Louise's attempted elopement and teenage wedding would not be the last time she broke her father's heart. On his retirement in 2012, he told his local paper of his dream to go visit his daughter in California.
He wanted to go by train to replicate a trip his father had made in the 1940s. "[My dad] bragged on that trip the rest of his life,' Robinette told the
Princeton Times
.
"Getting to do the same thing would be pretty fun."
But when he told Louise of his plan, she told him not to come, Teresa told DailyMailTV. "It really hurt him bad."
Phyllis died in February 2016. Her ex-husband passed just three months later.
"On their deathbeds both asked Louise to come to see them. She wouldn't," said Teresa.
"She didn't show up to their funerals either. We told my mom she was coming and then we were at the hospital and me and my brother were getting ready to sign papers to take my mom off life support and I called her back and that's when she told me she wasn't going to be able to make it.
"She said that they had prayed about it and she had a bad dream and she didn't feel that she should make the trip.
"Then when my dad died she said they couldn't bring all the kids, and she didn't want to make the trip because it was such short notice. David's parents were at both funerals. Louise wasn't at either one."
Despite its rocky start, the marriage of David and Louise Turpin seemed perfect for years.
"I just thought she had this richy life," Teresa said.
"He earned good money. The day he came and picked her up from school, I was told he told her that if she would elope with him and marry him he would give her everything she ever wanted.
"In the family, we always joked that Prince Charming had lived up to his end of the bargain.
"'She has the big house and she has all the cars and she didn't have to work and she had the expensive clothes and purses and anything she wanted, so we thought she was living the high life.
"I spoke to her about some financial problems I was having just six or seven months ago and she said to me several times that is one thing she could never understand.
"She told me: "I can listen to you vent and I can let you vent but I will never understand it because we never had any money problems."'
What the family back east didn't know was that the couple had lost one house to foreclosure and had declared bankruptcy in 2011. 'We had no idea of any of this until last Sunday,' said Teresa.
That was the day that police raided the couple's four-bedroom house in Perris, California, and found many of the malnourished children shackled to their beds by chains, living in unimaginable filth.
Riverside County District Attorney Michael Hestrin alleged that the oldest child, a 29-year-old woman weighed just 82 lbs, and the 17-year-old who managed to escape and raise the alarm was initially mistaken for a 10-year-old.
Hestrin said the parents chained their offspring to their beds after they discovered one had previously tried to break out of the home on Muir Woods Road that the couple bought for $351,000 in 2014.
He said another child had planned to go with the 17-year-old but turned back because she was frightened of what her parents might do to them.
He said the youngest child, who was born a full decade after all the rest, was the only one that the Turpins did not starve.
And Teresa Robinette said her sister regularly sent her pictures of that little girl, but not the rest of her brood.
"Last time I spoke to her on the phone was at Halloween," she said. Her sister told how she had gone trick-or-treating with the youngest.

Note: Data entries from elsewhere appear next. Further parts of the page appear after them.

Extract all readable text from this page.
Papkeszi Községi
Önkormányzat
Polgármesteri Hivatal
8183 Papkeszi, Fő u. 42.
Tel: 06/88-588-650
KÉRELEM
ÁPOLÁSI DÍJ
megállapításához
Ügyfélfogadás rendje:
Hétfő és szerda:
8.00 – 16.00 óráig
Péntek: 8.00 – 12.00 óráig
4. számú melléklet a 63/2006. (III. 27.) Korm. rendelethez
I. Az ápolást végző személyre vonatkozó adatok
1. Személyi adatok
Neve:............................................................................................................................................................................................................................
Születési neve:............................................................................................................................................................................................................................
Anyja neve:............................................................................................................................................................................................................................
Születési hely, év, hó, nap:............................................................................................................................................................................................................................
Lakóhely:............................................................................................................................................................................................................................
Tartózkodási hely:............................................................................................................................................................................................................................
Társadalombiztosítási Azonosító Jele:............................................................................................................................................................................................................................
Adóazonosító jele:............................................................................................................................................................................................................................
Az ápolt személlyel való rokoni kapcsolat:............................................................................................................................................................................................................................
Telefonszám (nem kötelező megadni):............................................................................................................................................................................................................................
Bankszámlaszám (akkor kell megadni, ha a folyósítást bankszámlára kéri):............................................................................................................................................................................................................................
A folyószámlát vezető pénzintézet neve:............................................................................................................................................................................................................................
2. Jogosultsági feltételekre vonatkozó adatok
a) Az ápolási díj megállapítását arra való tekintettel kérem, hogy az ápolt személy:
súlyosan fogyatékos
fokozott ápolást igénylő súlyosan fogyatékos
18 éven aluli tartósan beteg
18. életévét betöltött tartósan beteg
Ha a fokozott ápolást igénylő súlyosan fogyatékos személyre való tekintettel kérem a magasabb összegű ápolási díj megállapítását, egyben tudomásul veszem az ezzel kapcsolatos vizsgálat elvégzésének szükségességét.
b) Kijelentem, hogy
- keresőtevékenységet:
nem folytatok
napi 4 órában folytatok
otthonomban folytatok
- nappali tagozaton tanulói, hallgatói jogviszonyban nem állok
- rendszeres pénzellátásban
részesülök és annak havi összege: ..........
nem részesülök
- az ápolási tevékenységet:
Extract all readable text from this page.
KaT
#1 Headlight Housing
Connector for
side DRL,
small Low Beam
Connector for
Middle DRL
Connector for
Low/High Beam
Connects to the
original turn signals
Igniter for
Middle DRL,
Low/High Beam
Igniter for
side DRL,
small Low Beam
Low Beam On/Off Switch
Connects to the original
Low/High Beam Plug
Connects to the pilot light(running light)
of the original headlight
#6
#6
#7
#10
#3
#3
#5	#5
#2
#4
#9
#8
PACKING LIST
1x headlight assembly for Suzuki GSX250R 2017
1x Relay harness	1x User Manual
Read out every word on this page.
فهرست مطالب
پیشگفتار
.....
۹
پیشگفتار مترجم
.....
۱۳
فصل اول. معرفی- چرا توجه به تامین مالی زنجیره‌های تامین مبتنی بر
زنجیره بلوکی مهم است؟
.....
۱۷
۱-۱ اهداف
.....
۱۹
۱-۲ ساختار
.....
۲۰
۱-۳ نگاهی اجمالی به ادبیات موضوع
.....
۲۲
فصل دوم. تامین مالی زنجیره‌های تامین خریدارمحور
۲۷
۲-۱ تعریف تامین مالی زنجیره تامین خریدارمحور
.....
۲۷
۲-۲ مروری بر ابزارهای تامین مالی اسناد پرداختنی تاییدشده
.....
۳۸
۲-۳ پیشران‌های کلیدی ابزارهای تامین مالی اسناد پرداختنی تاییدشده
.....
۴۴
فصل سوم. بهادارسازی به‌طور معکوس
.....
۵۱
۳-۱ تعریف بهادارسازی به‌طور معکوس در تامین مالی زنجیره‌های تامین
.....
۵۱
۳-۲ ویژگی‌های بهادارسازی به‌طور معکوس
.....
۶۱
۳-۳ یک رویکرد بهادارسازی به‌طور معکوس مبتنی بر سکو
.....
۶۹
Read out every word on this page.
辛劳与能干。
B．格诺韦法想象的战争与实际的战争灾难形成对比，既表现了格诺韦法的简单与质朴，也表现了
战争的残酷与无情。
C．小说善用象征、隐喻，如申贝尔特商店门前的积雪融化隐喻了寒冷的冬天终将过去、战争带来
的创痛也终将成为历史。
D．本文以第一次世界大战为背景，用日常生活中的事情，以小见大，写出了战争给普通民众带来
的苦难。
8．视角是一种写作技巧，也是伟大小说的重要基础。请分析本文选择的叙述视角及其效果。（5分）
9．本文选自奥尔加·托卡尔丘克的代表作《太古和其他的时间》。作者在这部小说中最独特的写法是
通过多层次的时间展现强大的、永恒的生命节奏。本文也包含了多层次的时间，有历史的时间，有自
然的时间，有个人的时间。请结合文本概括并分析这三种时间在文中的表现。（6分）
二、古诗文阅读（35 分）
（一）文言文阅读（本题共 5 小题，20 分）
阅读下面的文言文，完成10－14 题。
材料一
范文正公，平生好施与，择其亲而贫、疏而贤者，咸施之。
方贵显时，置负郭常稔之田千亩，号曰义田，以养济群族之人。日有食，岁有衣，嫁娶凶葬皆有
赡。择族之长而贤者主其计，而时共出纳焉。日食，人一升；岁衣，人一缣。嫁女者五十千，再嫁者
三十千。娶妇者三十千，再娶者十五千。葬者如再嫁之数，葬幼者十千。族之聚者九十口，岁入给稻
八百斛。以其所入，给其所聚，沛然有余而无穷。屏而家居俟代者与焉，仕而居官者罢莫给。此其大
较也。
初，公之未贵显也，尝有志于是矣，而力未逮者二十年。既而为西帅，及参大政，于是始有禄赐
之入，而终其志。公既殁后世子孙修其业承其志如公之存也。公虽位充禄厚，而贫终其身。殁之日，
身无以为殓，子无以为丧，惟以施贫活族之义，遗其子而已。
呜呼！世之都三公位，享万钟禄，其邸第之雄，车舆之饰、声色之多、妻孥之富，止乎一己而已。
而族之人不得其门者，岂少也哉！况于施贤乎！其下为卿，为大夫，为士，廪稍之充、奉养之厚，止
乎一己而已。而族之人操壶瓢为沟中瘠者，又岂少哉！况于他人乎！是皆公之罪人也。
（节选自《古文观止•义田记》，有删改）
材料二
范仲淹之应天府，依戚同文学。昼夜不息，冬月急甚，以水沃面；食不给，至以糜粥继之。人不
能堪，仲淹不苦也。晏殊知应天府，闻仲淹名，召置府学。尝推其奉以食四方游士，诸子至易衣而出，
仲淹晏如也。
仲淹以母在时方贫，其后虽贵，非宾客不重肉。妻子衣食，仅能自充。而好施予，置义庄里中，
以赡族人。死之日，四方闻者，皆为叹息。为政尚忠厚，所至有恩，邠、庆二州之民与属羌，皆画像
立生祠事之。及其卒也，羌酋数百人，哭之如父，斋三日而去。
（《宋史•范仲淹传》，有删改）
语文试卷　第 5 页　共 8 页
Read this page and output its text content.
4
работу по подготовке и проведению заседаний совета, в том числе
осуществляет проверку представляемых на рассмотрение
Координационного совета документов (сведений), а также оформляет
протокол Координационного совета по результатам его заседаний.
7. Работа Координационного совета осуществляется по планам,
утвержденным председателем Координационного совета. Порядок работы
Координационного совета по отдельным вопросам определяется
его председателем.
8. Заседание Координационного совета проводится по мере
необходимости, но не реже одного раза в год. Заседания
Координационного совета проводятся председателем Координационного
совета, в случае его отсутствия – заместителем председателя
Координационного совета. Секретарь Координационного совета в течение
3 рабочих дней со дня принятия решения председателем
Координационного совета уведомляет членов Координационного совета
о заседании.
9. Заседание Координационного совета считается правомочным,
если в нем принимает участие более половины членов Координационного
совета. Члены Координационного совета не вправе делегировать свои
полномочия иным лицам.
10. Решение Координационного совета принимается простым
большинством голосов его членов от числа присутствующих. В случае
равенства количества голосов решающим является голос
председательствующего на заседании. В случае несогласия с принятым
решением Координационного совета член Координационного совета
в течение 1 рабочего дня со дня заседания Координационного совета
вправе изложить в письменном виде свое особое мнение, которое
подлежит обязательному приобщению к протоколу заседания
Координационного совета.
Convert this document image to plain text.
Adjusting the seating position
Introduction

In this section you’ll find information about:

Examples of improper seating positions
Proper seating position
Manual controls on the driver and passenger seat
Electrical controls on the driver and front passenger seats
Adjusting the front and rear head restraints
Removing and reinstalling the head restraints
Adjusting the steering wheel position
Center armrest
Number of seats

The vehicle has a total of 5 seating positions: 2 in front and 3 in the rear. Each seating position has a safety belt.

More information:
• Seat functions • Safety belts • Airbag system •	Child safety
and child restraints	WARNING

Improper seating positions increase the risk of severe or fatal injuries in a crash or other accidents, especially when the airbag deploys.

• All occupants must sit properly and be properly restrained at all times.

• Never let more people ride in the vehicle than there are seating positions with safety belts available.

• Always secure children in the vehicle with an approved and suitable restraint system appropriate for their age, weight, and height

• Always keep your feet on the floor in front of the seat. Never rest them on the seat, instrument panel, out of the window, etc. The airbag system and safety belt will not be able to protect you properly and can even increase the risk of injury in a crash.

"I asked her why she didn't take all of her kids. She said that they were older and had no interest in it."
Billy, 30, a self-employed remodeler of mobile homes who lives in Hixson, Tennessee, said he was the last family member to speak to Louise. He had called her on Wednesday January 10, to talk about a possible trip out to California.
"She told me she was getting ready to buy a school bus," he said.
"Then she told me they wanted another child. I said are you serious? Why would you want another kid, haven't you got enough? But she said: "Yes I want another child."